Border Calm, Fully Under Iran’s Control After Taliban Attack
TEHRAN – Afghanistan’s Taliban authorities and neighboring Iran said Sunday deadly clashes between their border security forces had subsided, with both sides engaging in talks to ease tensions.
The skirmishes erupted in the Afghan border province of Nimroz Saturday, martyring two Iranian security forces and killing a Taliban militant, officials in both countries said.
The exchange of cross-border gunfire, initiated by the Taliban, escalated Iran’s tensions with Afghanistan amid a dispute over water resources.
On Sunday, the official Iranian news agency IRNA quoted a senior official as saying that “the situation is under control” in the conflict zone near the Sasuli border post in Iran’s Sistan-Baluchistan province.
Alireza Marhamati, the deputy provincial governor, said that “local Iranian and Afghan officials have held negotiations on the cause of the clashes and agreed to continue their talks.”
A spokesman for the Afghan interior affairs ministry said in a statement that his government “does not want to fight with its neighbors”.
Bilateral tensions have recently escalated over the Taliban’s breach of a 1973 water-sharing treaty between Tehran and Kabul by blocking water flow from Helmand River, which flows from Afghanistan to Iran’s arid eastern border regions.
Iranian President Ebrahim Raisi, during a visit to the border province, called on the Taliban to respect the treaty, which envisions shared water resources and outlines access to monitoring of the water level. Raisi warned the de facto Afghan rulers against violating the agreement and vowed to defend Iran’s water rights.
“The Islamic Emirate of Afghanistan believes dialogue and negotiation are a good path to addressing any issue,” Afghan Defense Ministry spokesman Enayatullah Khowarazmi wrote on his official Twitter account.
The United Nations says Afghanistan and Iran have suffered from a prolonged drought, and drought conditions have worsened over the past decade.
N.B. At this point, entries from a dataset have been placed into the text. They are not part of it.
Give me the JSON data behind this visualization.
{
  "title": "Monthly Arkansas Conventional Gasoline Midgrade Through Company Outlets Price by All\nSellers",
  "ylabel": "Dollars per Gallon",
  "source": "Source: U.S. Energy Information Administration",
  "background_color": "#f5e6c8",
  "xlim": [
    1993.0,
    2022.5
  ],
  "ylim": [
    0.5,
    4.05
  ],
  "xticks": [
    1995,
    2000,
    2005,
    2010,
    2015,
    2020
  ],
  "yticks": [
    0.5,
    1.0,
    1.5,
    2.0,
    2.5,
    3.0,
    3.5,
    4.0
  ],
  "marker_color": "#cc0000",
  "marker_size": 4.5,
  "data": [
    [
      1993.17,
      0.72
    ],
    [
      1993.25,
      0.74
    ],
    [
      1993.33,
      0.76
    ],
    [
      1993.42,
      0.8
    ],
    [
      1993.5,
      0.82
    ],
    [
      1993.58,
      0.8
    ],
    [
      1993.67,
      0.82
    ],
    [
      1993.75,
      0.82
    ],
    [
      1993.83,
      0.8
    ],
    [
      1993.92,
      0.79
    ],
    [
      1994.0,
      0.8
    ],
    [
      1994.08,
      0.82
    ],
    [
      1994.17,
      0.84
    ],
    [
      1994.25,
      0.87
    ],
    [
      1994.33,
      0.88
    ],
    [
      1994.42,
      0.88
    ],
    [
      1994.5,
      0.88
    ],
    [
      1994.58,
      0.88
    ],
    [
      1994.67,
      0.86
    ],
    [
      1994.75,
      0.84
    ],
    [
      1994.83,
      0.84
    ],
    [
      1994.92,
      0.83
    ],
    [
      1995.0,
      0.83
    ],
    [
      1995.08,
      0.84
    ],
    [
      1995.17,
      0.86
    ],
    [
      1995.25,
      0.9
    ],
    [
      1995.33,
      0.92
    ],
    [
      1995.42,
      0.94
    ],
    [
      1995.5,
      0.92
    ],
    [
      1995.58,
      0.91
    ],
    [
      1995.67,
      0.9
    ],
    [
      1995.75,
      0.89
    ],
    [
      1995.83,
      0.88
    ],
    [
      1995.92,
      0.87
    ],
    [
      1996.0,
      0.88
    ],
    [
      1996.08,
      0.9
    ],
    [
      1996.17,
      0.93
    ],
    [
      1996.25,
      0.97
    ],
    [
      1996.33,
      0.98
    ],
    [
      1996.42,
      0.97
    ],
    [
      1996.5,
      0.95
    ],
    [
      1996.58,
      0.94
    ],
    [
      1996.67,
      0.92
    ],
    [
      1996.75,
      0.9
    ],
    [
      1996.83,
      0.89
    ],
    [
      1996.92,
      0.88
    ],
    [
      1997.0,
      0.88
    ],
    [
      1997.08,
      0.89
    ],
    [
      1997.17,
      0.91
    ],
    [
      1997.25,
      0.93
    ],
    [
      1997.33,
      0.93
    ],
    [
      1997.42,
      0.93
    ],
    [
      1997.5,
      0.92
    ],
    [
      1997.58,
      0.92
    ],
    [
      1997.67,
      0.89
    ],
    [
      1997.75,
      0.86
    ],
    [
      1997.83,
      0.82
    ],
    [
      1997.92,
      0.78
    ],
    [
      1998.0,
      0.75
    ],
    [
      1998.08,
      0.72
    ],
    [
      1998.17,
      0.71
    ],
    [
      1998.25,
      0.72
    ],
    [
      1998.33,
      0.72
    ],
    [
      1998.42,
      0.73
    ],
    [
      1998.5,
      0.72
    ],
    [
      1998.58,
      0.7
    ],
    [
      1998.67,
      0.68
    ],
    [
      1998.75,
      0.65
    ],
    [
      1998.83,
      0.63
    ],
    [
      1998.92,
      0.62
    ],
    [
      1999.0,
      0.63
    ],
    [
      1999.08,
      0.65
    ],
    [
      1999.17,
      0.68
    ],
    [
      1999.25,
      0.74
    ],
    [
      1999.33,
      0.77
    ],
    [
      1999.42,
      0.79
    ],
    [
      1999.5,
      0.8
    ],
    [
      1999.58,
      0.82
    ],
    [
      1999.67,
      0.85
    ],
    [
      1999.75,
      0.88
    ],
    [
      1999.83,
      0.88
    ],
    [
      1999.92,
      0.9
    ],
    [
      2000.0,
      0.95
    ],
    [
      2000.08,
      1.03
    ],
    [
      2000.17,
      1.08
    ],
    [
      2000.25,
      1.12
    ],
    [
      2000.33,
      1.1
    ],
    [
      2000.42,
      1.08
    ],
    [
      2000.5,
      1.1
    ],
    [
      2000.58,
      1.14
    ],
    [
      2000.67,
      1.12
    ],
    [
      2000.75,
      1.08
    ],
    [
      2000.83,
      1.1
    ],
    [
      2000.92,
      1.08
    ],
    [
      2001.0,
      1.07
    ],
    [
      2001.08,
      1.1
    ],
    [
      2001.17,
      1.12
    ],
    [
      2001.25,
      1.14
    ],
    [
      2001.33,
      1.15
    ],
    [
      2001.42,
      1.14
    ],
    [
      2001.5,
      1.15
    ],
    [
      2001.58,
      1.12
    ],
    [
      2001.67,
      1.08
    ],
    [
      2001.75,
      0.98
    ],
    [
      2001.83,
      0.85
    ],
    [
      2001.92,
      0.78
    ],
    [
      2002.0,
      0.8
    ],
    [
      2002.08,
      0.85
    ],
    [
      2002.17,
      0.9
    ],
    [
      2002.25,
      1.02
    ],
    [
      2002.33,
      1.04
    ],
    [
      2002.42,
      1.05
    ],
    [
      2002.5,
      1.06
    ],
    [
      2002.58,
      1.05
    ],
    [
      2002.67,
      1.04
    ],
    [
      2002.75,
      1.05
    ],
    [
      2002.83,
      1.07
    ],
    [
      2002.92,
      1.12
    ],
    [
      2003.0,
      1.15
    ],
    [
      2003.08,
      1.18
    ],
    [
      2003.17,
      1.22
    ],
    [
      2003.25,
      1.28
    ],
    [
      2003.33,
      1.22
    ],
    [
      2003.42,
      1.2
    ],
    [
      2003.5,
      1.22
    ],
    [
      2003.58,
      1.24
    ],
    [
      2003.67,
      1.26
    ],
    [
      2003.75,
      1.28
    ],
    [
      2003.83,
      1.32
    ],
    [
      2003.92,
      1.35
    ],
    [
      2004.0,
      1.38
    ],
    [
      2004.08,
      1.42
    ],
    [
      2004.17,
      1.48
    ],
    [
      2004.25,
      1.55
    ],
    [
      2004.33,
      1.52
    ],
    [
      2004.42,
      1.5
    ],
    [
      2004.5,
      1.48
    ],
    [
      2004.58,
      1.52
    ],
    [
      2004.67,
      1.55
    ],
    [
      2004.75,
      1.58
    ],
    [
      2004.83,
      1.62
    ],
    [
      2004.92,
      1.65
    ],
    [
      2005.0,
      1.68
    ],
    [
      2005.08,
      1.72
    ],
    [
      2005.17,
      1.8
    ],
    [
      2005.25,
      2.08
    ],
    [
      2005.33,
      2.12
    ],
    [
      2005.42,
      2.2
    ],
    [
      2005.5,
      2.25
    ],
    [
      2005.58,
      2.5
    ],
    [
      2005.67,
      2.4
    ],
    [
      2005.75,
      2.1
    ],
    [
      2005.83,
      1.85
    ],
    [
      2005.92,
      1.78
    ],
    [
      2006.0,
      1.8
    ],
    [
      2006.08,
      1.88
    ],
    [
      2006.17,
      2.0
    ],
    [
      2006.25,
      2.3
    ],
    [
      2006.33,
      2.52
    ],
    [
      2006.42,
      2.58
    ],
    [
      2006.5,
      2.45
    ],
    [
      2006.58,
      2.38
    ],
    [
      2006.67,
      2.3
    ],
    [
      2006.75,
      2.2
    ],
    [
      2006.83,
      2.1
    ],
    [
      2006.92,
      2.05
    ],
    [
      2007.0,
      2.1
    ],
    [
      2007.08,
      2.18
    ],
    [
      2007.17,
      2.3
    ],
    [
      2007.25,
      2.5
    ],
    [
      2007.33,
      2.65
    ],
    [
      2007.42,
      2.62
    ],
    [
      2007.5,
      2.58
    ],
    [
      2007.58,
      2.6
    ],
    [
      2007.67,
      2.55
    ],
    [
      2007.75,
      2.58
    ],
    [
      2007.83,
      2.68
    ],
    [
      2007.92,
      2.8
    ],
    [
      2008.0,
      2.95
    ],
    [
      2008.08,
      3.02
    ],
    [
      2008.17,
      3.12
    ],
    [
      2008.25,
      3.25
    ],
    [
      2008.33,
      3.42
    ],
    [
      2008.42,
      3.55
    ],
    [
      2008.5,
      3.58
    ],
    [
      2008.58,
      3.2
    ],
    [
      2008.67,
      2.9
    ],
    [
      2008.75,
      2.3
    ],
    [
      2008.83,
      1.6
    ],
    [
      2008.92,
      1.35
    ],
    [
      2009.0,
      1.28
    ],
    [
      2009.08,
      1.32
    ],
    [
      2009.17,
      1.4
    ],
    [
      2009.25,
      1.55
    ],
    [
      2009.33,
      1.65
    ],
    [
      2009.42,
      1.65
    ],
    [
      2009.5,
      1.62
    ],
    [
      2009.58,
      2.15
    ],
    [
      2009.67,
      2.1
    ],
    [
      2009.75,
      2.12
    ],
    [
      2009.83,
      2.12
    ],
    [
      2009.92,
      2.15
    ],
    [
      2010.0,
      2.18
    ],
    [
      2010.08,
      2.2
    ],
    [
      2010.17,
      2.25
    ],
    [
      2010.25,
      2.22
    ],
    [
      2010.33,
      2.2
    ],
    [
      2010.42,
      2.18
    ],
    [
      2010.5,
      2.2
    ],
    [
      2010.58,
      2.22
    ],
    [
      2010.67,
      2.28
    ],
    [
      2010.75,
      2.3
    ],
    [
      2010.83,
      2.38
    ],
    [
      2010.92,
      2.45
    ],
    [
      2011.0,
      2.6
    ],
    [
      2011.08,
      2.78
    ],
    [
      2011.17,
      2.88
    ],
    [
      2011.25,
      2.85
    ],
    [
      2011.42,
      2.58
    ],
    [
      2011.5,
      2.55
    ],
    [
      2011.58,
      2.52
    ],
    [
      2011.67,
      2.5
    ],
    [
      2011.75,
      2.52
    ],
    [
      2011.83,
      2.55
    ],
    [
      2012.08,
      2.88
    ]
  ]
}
Last week, Afghan Foreign Affairs Minister Amir Khan Muttaqi, responding to statements by the Iranian officials, said that Kabul was committed to the water treaty.
Analysts warned that Afghanistan and the region at large could ill afford another conflict.
Torek Farhadi, a former Afghan official, said the Taliban would avoid a standoff with Iran. He noted that Afghanistan is fragile after 40 years of war, and four million Afghans live on Iranian soil as refugees.
“Sure, skirmishes and then a war can start with Iran, but soon Afghanistan will end up as the terrain for proxy wars with Tehran,” said Farhadi. “Arms and munitions will flow to Afghanistan to fight Iran, but the fighters would be Afghan youth, and the destruction will occur in Afghanistan. Not a good perspective.”